Perhaps it’s the current political climate or the fact that I’m starting another whirlwind buying season (I ordered a book for January 2009 last week), but I really just want to bury my head in a book. That’s why I picked up Red Mars by Kim Stanley Robinson the other day. It’s the first in a trilogy about colonizing Mars. I thought it would be a fun romp on another planet but it turned out to be quite serious—in a good way. In the early 21st century, the first 100 people are sent to Mars to make way for more people to follow. Factions form as they try to figure out how to treat Mars. Things on Earth get pretty nasty and the various powers look at Mars as nothing more than a source for cash. The book begins with an assassination, then moves backward to explain the cause, and then moves past it. With good characters (well-written I mean. Some are not very nice at all), and great descriptions of the politics and environment, this is a great beginning. I already started reading the second book Green Mars on my lunch break.

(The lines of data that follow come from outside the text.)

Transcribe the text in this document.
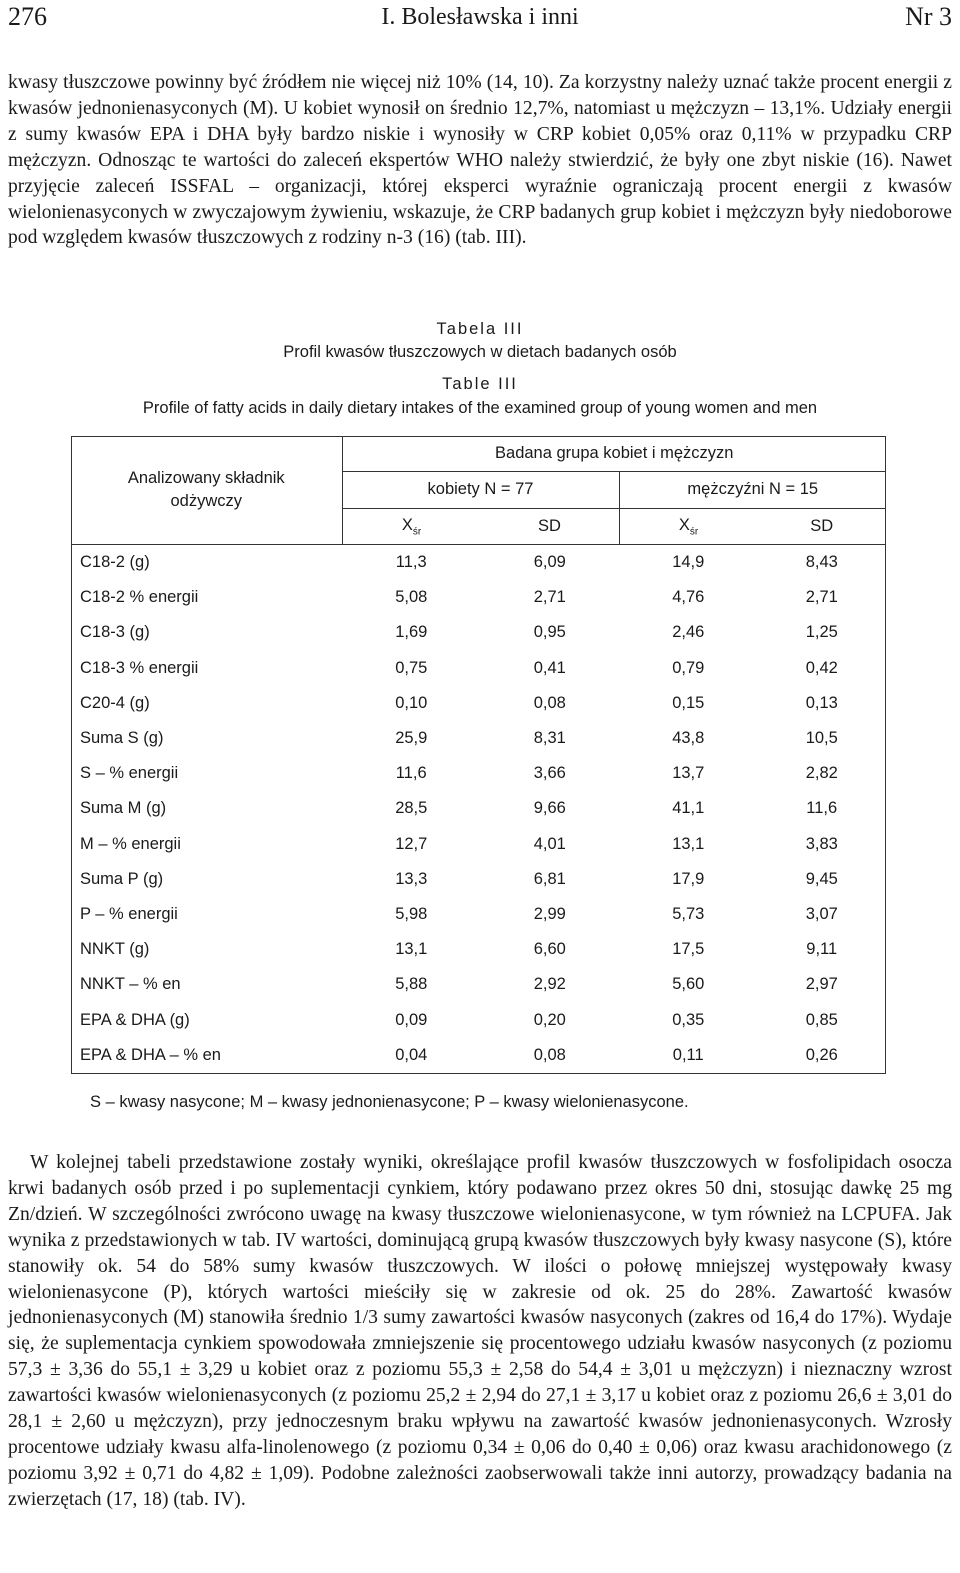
276	I. Bolesławska i inni	Nr 3
kwasy tłuszczowe powinny być źródłem nie więcej niż 10% (14, 10). Za korzystny należy uznać także procent energii z kwasów jednonienasyconych (M). U kobiet wynosił on średnio 12,7%, natomiast u mężczyzn – 13,1%. Udziały energii z sumy kwasów EPA i DHA były bardzo niskie i wynosiły w CRP kobiet 0,05% oraz 0,11% w przypadku CRP mężczyzn. Odnosząc te wartości do zaleceń ekspertów WHO należy stwierdzić, że były one zbyt niskie (16). Nawet przyjęcie zaleceń ISSFAL – organizacji, której eksperci wyraźnie ograniczają procent energii z kwasów wielonienasyconych w zwyczajowym żywieniu, wskazuje, że CRP badanych grup kobiet i mężczyzn były niedoborowe pod względem kwasów tłuszczowych z rodziny n-3 (16) (tab. III).
Tabela III
Profil kwasów tłuszczowych w dietach badanych osób
Table III
Profile of fatty acids in daily dietary intakes of the examined group of young women and men
Analizowany składnik odżywczy	Badana grupa kobiet i mężczyzn			
	kobiety N = 77		mężczyźni N = 15	
	$X_{śr}$	SD	$X_{śr}$	SD
C18-2 (g)	11,3	6,09	14,9	8,43
C18-2 % energii	5,08	2,71	4,76	2,71
C18-3 (g)	1,69	0,95	2,46	1,25
C18-3 % energii	0,75	0,41	0,79	0,42
C20-4 (g)	0,10	0,08	0,15	0,13
Suma S (g)	25,9	8,31	43,8	10,5
S – % energii	11,6	3,66	13,7	2,82
Suma M (g)	28,5	9,66	41,1	11,6
M – % energii	12,7	4,01	13,1	3,83
Suma P (g)	13,3	6,81	17,9	9,45
P – % energii	5,98	2,99	5,73	3,07
NNKT (g)	13,1	6,60	17,5	9,11
NNKT – % en	5,88	2,92	5,60	2,97
EPA & DHA (g)	0,09	0,20	0,35	0,85
EPA & DHA – % en	0,04	0,08	0,11	0,26
S – kwasy nasycone; M – kwasy jednonienasycone; P – kwasy wielonienasycone.
W kolejnej tabeli przedstawione zostały wyniki, określające profil kwasów tłuszczowych w fosfolipidach osocza krwi badanych osób przed i po suplementacji cynkiem, który podawano przez okres 50 dni, stosując dawkę 25 mg Zn/dzień. W szczególności zwrócono uwagę na kwasy tłuszczowe wielonienasycone, w tym również na LCPUFA. Jak wynika z przedstawionych w tab. IV wartości, dominującą grupą kwasów tłuszczowych były kwasy nasycone (S), które stanowiły ok. 54 do 58% sumy kwasów tłuszczowych. W ilości o połowę mniejszej występowały kwasy wielonienasycone (P), których wartości mieściły się w zakresie od ok. 25 do 28%. Zawartość kwasów jednonienasyconych (M) stanowiła średnio 1/3 sumy zawartości kwasów nasyconych (zakres od 16,4 do 17%). Wydaje się, że suplementacja cynkiem spowodowała zmniejszenie się procentowego udziału kwasów nasyconych (z poziomu 57,3 ± 3,36 do 55,1 ± 3,29 u kobiet oraz z poziomu 55,3 ± 2,58 do 54,4 ± 3,01 u mężczyzn) i nieznaczny wzrost zawartości kwasów wielonienasyconych (z poziomu 25,2 ± 2,94 do 27,1 ± 3,17 u kobiet oraz z poziomu 26,6 ± 3,01 do 28,1 ± 2,60 u mężczyzn), przy jednoczesnym braku wpływu na zawartość kwasów jednonienasyconych. Wzrosły procentowe udziały kwasu alfa-linolenowego (z poziomu 0,34 ± 0,06 do 0,40 ± 0,06) oraz kwasu arachidonowego (z poziomu 3,92 ± 0,71 do 4,82 ± 1,09). Podobne zależności zaobserwowali także inni autorzy, prowadzący badania na zwierzętach (17, 18) (tab. IV).
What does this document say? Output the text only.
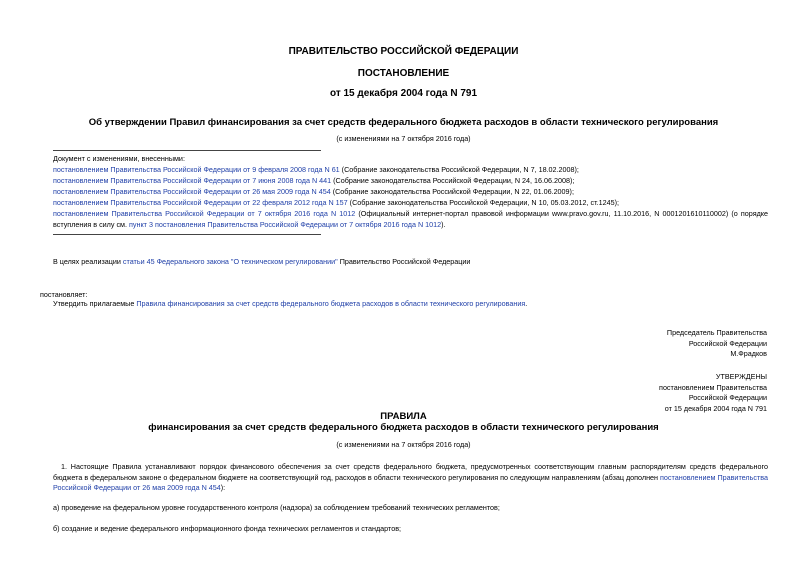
ПРАВИТЕЛЬСТВО РОССИЙСКОЙ ФЕДЕРАЦИИ
ПОСТАНОВЛЕНИЕ
от 15 декабря 2004 года N 791
Об утверждении Правил финансирования за счет средств федерального бюджета расходов в области технического регулирования
(с изменениями на 7 октября 2016 года)
Документ с изменениями, внесенными:
постановлением Правительства Российской Федерации от 9 февраля 2008 года N 61 (Собрание законодательства Российской Федерации, N 7, 18.02.2008);
постановлением Правительства Российской Федерации от 7 июня 2008 года N 441 (Собрание законодательства Российской Федерации, N 24, 16.06.2008);
постановлением Правительства Российской Федерации от 26 мая 2009 года N 454 (Собрание законодательства Российской Федерации, N 22, 01.06.2009);
постановлением Правительства Российской Федерации от 22 февраля 2012 года N 157 (Собрание законодательства Российской Федерации, N 10, 05.03.2012, ст.1245);
постановлением Правительства Российской Федерации от 7 октября 2016 года N 1012 (Официальный интернет-портал правовой информации www.pravo.gov.ru, 11.10.2016, N 0001201610110002) (о порядке вступления в силу см. пункт 3 постановления Правительства Российской Федерации от 7 октября 2016 года N 1012).
В целях реализации статьи 45 Федерального закона "О техническом регулировании" Правительство Российской Федерации
постановляет:
Утвердить прилагаемые Правила финансирования за счет средств федерального бюджета расходов в области технического регулирования.
Председатель Правительства
Российской Федерации
М.Фрадков
УТВЕРЖДЕНЫ
постановлением Правительства
Российской Федерации
от 15 декабря 2004 года N 791
ПРАВИЛА
финансирования за счет средств федерального бюджета расходов в области технического регулирования
(с изменениями на 7 октября 2016 года)
1. Настоящие Правила устанавливают порядок финансового обеспечения за счет средств федерального бюджета, предусмотренных соответствующим главным распорядителям средств федерального бюджета в федеральном законе о федеральном бюджете на соответствующий год, расходов в области технического регулирования по следующим направлениям (абзац дополнен постановлением Правительства Российской Федерации от 26 мая 2009 года N 454):
а) проведение на федеральном уровне государственного контроля (надзора) за соблюдением требований технических регламентов;
б) создание и ведение федерального информационного фонда технических регламентов и стандартов;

One thought on “Red Mars by Kim Stanley Robinson

  1. Tom B.

    It’s a terrific trilogy, and the culmination of what a central strain of sf was working toward in the 20th century. At one time, I was of the opinion that if no more sf had been written after the Mars trilogy, nothing important would have been lost. I’ve found other things to like in the genre since, but it’s a special work, the War and Peace of science fiction.

    KSR’s The Years of Rice and Salt — an alternative history in which plague destroys Europe and the world becomes dominated by Chinese and Arabs — is well worth a look.